Ana Gomes* | Jornal de Notícias |
opinião
Desde 2009 que Portugal tem um
regime fiscal especial, dito para Residentes Não Habituais, que visa
"atrair para Portugal profissionais não residentes qualificados em
atividades de elevado valor acrescentado ou da propriedade intelectual, industrial
ou know-how, bem como beneficiários de pensões obtidas no estrangeiro".
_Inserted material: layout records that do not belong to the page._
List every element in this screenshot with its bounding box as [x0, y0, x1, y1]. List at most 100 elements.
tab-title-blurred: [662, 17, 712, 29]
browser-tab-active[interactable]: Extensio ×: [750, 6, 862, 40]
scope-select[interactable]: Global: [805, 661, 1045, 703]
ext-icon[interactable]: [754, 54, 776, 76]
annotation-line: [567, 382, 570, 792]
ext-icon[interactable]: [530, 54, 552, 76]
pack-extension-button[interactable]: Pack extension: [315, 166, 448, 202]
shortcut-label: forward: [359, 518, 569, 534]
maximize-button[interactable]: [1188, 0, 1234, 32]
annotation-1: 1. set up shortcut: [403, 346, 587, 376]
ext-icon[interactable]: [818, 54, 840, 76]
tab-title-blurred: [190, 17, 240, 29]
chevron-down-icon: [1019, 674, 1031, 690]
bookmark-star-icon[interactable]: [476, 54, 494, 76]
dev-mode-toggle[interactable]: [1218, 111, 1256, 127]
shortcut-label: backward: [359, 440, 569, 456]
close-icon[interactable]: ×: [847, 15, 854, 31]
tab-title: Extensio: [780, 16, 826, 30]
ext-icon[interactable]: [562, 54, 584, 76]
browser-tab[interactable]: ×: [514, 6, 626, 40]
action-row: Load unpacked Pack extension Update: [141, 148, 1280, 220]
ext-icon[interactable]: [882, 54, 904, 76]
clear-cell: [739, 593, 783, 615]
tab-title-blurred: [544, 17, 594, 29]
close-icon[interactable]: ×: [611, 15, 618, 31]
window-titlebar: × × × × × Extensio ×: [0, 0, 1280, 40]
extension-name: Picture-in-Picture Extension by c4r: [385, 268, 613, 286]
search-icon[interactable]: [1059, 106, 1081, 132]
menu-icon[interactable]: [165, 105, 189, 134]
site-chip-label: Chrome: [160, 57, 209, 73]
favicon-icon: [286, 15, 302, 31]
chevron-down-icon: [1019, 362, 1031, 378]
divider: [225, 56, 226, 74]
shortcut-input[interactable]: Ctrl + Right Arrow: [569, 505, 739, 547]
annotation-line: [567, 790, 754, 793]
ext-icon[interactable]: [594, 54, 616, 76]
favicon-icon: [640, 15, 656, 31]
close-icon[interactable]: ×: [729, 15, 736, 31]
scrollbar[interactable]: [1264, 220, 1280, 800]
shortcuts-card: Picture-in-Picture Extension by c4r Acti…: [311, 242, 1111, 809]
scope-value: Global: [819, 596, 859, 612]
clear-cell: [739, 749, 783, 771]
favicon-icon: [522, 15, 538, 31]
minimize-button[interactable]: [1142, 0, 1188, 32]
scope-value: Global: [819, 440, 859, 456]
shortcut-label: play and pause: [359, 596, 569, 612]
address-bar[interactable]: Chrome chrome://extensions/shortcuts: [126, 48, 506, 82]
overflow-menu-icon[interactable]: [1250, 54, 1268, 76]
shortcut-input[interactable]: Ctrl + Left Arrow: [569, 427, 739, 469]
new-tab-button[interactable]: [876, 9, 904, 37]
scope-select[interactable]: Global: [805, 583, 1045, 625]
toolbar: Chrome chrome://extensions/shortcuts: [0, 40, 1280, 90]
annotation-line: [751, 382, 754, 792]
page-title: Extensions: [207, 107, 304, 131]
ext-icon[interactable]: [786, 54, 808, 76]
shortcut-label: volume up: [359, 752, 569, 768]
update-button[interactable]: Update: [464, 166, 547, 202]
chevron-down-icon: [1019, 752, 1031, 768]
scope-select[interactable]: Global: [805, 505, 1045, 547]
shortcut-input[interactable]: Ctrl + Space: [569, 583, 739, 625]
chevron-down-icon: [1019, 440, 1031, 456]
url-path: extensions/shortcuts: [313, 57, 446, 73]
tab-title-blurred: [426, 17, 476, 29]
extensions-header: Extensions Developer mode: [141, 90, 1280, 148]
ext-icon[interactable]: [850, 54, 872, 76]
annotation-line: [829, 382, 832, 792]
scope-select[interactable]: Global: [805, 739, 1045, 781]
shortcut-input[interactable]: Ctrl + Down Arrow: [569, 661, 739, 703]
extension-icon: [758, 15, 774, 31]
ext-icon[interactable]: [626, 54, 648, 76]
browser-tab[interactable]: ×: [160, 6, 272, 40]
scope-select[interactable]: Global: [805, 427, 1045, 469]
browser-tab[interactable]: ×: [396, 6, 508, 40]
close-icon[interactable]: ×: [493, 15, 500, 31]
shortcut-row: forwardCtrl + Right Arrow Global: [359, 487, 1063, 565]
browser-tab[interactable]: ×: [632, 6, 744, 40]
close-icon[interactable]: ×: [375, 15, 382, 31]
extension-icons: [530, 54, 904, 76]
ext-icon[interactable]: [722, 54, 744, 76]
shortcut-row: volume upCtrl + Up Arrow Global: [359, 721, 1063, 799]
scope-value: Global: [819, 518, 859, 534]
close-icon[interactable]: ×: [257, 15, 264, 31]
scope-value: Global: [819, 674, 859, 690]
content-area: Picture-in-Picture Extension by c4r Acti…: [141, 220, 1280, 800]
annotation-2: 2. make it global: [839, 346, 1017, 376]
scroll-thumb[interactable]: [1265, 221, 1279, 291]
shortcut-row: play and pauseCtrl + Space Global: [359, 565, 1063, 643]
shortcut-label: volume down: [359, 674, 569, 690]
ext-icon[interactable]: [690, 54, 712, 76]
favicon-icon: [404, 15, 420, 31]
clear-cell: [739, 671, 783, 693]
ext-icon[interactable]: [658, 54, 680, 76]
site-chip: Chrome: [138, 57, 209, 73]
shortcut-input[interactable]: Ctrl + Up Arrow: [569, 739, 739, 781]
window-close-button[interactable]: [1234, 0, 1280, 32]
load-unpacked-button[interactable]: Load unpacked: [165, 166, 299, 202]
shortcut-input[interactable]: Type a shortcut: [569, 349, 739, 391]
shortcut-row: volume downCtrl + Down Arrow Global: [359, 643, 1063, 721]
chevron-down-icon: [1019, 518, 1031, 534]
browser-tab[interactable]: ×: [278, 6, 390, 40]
A ideia é simples: aqueles que
tenham rendimentos provenientes do estrangeiro podem requerer uma isenção total
do pagamento de impostos sobre o rendimento singular (IRS) por um período de 10
anos, enquanto os cidadãos com rendimentos recebidos em Portugal, mas que não
tenham residido em Portugal nos últimos cinco anos, beneficiam de uma taxa fixa
de 20 por cento de IRS.
Os pensionistas estrangeiros
ganham verdadeiramente a lotaria ao ser-lhes concedida isenção total de IRS
para as suas pensões provenientes do exterior, pelo mesmo período. Pior: tendo
em conta os acordos de dupla tributação celebrados por Portugal, na prática,
estes pensionistas (muitos franceses, suecos, finlandeses, italianos, etc....)
acabam por não pagar impostos em lado nenhum. Um verdadeiro "sonho
sénior"!
Mas pode perguntar-se: serão
estes pensionistas todos artistas, prémios Nobel, intelectuais de renome? Temos
hoje, a residir em Portugal, a nata científica e cultural do Mundo? À data de
14 de fevereiro de 2019, o número total de beneficiários deste programa
cifrava-se nos 27 367 residentes. Desses 27 367, uns surpreendentes 25 227 eram
caracterizados como "sem atividade de elevado valor acrescentado", o
que inclui pensionistas. Estes números contrastam em absoluto com o número de
arquitetos (15), professores universitários (48) ou cirurgiões (1) que são
tidos como "atividades de elevado valor acrescentado". Parece que a
nata ficou lá fora, afinal...
Este esquema é indigno e
discriminatório para pensionistas portugueses e estrangeiros que pagam os seus
impostos.
Acresce que enquanto os nossos
reformados sofriam cortes nas pensões no tempo da troika, sucessivos governos
foram mantendo esta borla indecente a favor de pensionistas estrangeiros ou
portugueses expatriados.
Mas parece que finalmente a
Finlândia descobriu a marosca - pois isto é um verdadeiro esquema de "tax
dumping" (batota fiscal) - e já se fartou, rompendo com o acordo
bilateral. E a Suécia pensa seguir o mesmo caminho. E com razão: os seus
pensionistas recebem contribuições daqueles que trabalham no seu país e depois
Portugal, funcionando como verdadeiro paraíso fiscal sénior, vem isentá-los de
quaisquer obrigações. É simplesmente imoral.
Mário Centeno, confrontado,
acabou por admitir que as regras terão de mudar. Veremos até quando : por
enquanto prossegue o sonho sénior de quase 10 000 pensionistas privilegiados, à
custa de todos os portugueses que pagam os seus impostos.